3. Sobreestimar la condición física
Fondistas de élite tienen el consumo máximo de oxígeno (VO2 max) más alto medido en cualquier deporte. No es casualidad: el fondo implica brazos, piernas y core trabajando simultáneamente durante horas. Alguien que va al gimnasio regularmente o corre 5 días a la semana puede quedar agotado en los primeros 30 minutos.
Cómo evitarlo: las primeras salidas no deben superar los 45-60 minutos. Mantén una intensidad baja (puedes hablar sin ahogarte) y aumenta la duración semana a semana.
4. No encerar los esquís clásicos según las condiciones
En clásico, los esquís necesitan cera de agarre bajo la zona central (zona de empuje) para no resbalar hacia atrás. La cera correcta depende de la temperatura y el tipo de nieve. Usar la cera equivocada hace que los esquís no agarren o que acumulen nieve.
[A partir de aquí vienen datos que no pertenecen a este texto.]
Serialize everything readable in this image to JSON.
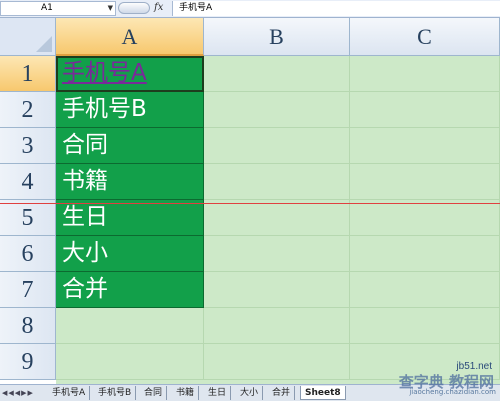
{
  "formula_bar": {
    "name_box": "A1",
    "fx_label": "fx",
    "formula_value": "手机号A"
  },
  "columns": [
    "A",
    "B",
    "C"
  ],
  "rows": [
    "1",
    "2",
    "3",
    "4",
    "5",
    "6",
    "7",
    "8",
    "9"
  ],
  "cells_a": [
    "手机号A",
    "手机号B",
    "合同",
    "书籍",
    "生日",
    "大小",
    "合并"
  ],
  "sheet_tabs": [
    "手机号A",
    "手机号B",
    "合同",
    "书籍",
    "生日",
    "大小",
    "合并",
    "Sheet8"
  ],
  "active_tab": "Sheet8",
  "colors": {
    "fill_green": "#12a04a",
    "grid_bg": "#cde9c8",
    "header_active": "#f7c86e",
    "selected_text": "#7a2a9a"
  },
  "watermark": {
    "site": "jb51.net",
    "brand": "查字典 教程网",
    "url": "jiaocheng.chazidian.com"
  }
}
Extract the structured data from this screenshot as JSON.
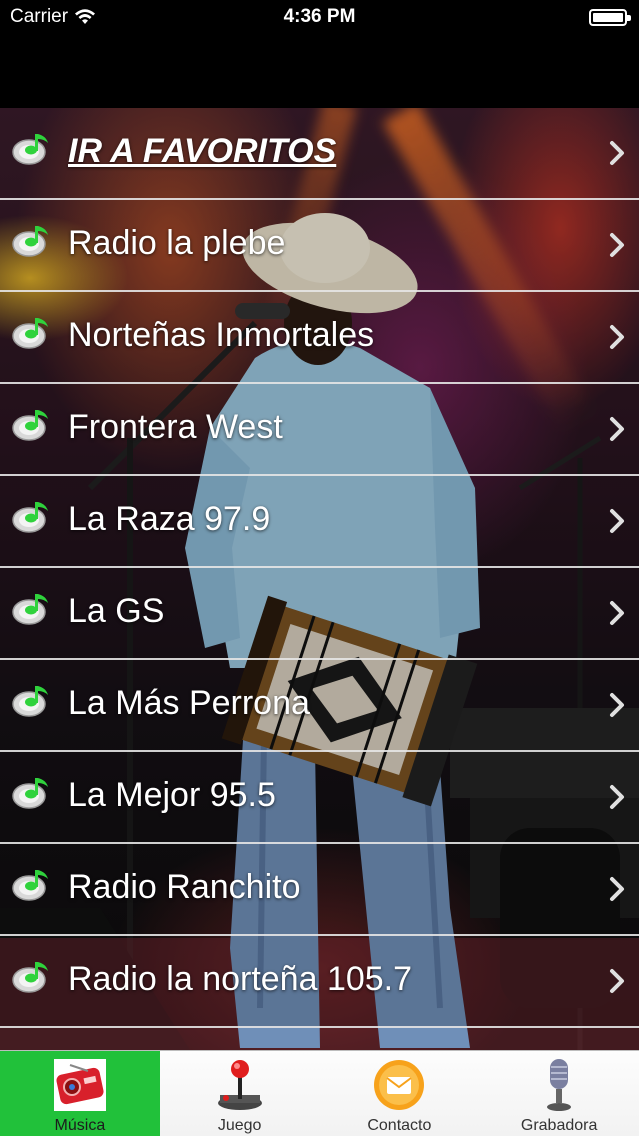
{
  "status_bar": {
    "carrier": "Carrier",
    "time": "4:36 PM",
    "wifi_icon": "wifi-icon",
    "battery_icon": "battery-icon"
  },
  "stations": [
    {
      "label": "IR A FAVORITOS",
      "favorite": true
    },
    {
      "label": "Radio la plebe"
    },
    {
      "label": "Norteñas Inmortales"
    },
    {
      "label": "Frontera West"
    },
    {
      "label": "La Raza 97.9"
    },
    {
      "label": "La GS"
    },
    {
      "label": "La Más Perrona"
    },
    {
      "label": "La Mejor 95.5"
    },
    {
      "label": "Radio Ranchito"
    },
    {
      "label": "Radio la norteña 105.7"
    }
  ],
  "row_icon": "music-note-icon",
  "row_chevron": "chevron-right-icon",
  "tab_bar": {
    "tabs": [
      {
        "label": "Música",
        "icon": "radio-icon",
        "active": true
      },
      {
        "label": "Juego",
        "icon": "joystick-icon",
        "active": false
      },
      {
        "label": "Contacto",
        "icon": "mail-icon",
        "active": false
      },
      {
        "label": "Grabadora",
        "icon": "microphone-icon",
        "active": false
      }
    ]
  },
  "colors": {
    "active_tab": "#21c13a",
    "row_divider": "#e6e6e6",
    "note_green": "#2fd23c"
  }
}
Cómo evitarlo: aprende a leer las condiciones de nieve y consulta la tabla de ceras del fabricante. Si empiezas, los esquís con fisherscales (escamas grabadas) evitan este problema sin necesitar encerado de agarre.
5. No hidratarse porque hace frío
En frío, la sensación de sed disminuye aunque el cuerpo siga perdiendo líquido a través de la respiración y el sudor. Muchos principiantes no llevan agua porque “hace demasiado frío para tener sed” y terminan con calambres o fatiga prematura.
Cómo evitarlo: lleva siempre un termo con bebida caliente o una mochila de hidratación con funda aislante. Bebe cada 20-25 minutos aunque no tengas sed.
El esquí de fondo premia la paciencia y la técnica. Corriendo estos errores desde el principio evitarás semanas de frustración y empezarás a disfrutar de uno de los deportes de invierno más completos que existen.